A roundup of the main developments regarding water in the oil & gas industry for November 29-December 13.
Speaking at a forum on the issue of hydraulic fracturing, Mexican Secretary of Environment and Natural Resources Víctor Manuel Toledo said that legislation is being developed to officially ban hydraulic fracturing in the country. Several other government, academic and industry experts spoke at the event, commenting on the potential negative impacts of the practice, including in water-scarce parts of Coahuila and Tamaulipas states.
Norwegian state oil company Equinor has implemented a new gas flotation technology for oil/gas-water separation at its offshore operations. Stauper Offshore’s compact flotation unit was tested at the first-stage separator tie-in point of the North Sea’s Grane field, resulting in 99.5% oil removal, bringing oil-in-water levels down to 2.52 ppm. Five of Stauper’s units have already been installed on platforms and FPSOs belonging to the China National Offshore Oil Corporation.

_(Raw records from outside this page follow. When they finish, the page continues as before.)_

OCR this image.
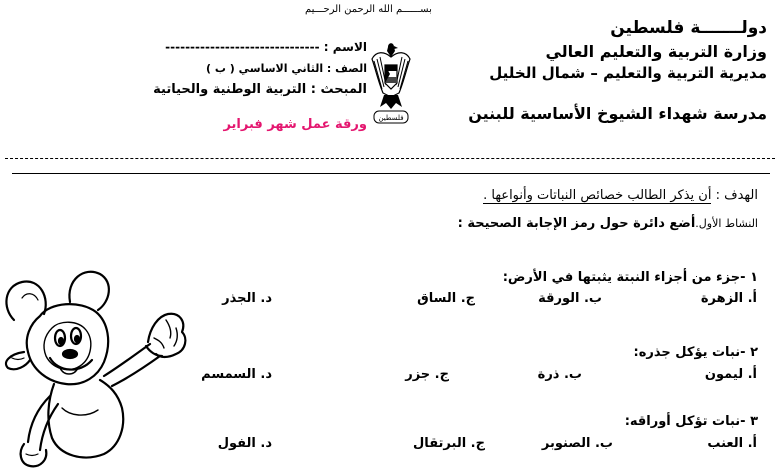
بســــــم الله الرحمن الرحـــيم
دولـــــــة فلسطين
وزارة التربية والتعليم العالي
مديرية التربية والتعليم – شمال الخليل
مدرسة شهداء الشيوخ الأساسية للبنين
الاسم : -------------------------------
الصف : الثاني الاساسي ( ب )
المبحث : التربية الوطنية والحياتية
ورقة عمل شهر فبراير فلسطين
الهدف : أن يذكر الطالب خصائص النباتات وأنواعها .
النشاط الأول.أضع دائرة حول رمز الإجابة الصحيحة :
١ -جزء من أجزاء النبتة يثبتها في الأرض:
أ. الزهرة
ب. الورقة
ج. الساق
د. الجذر
٢ -نبات يؤكل جذره:
أ. ليمون
ب. ذرة
ج. جزر
د. السمسم
٣ -نبات تؤكل أوراقه:
أ. العنب
ب. الصنوبر
ج. البرتقال
د. الفول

Oilfield water intelligence company Sourcewater received the 2019 North American Enabling Technology Leadership Award from consulting and advisory firm Frost & Sullivan for its interactive Oilfield Watermap platform. The company uses satellite imagery to track water flows to and from oilfields as well as disposal and recycling facilities. It combines this data with water quality, pricing and asset information across the Permian Basin and other regions.
After it was delisted from the New York Stock Exchange for failing to trade at more than $1 per share for over 30 consecutive trading days, Basic Energy Services announced a divestment plan targeting $30 million-45 million. The money raised from shedding noncore pumping services assets will go towards funding the 2020-2021 capital budget of its subsidiary Agua Libre Midstream.
Canadian producer Cenovus said it would raise its 2020 capital budget to CAD$1.3 billion-1.5 billion ($990 million-1.14 billion), CAD$ 705 million-820 million of which will go towards its oil sands operations, which focus on steam-assisted gravity drainage (SAGD). The allowance for oil sands operations is higher than the previous year, and production is expected to grow as a result. Cenovus has two existing SAGD operations – Christina Lake and Foster Creek – and it expects to make final investment decisions on two more next year.
YPF, Argentina’s national oil company, drilled a 12,762-foot frac lateral at its Bandurria Sur field, making it the longest lateral in the country’s Vaca Muerta shale play. The company is now planning a longer lateral at its flagship Loma Campana development. The fracturing operation used much more water than typical jobs in the play, where average laterals extend around 8,200 feet.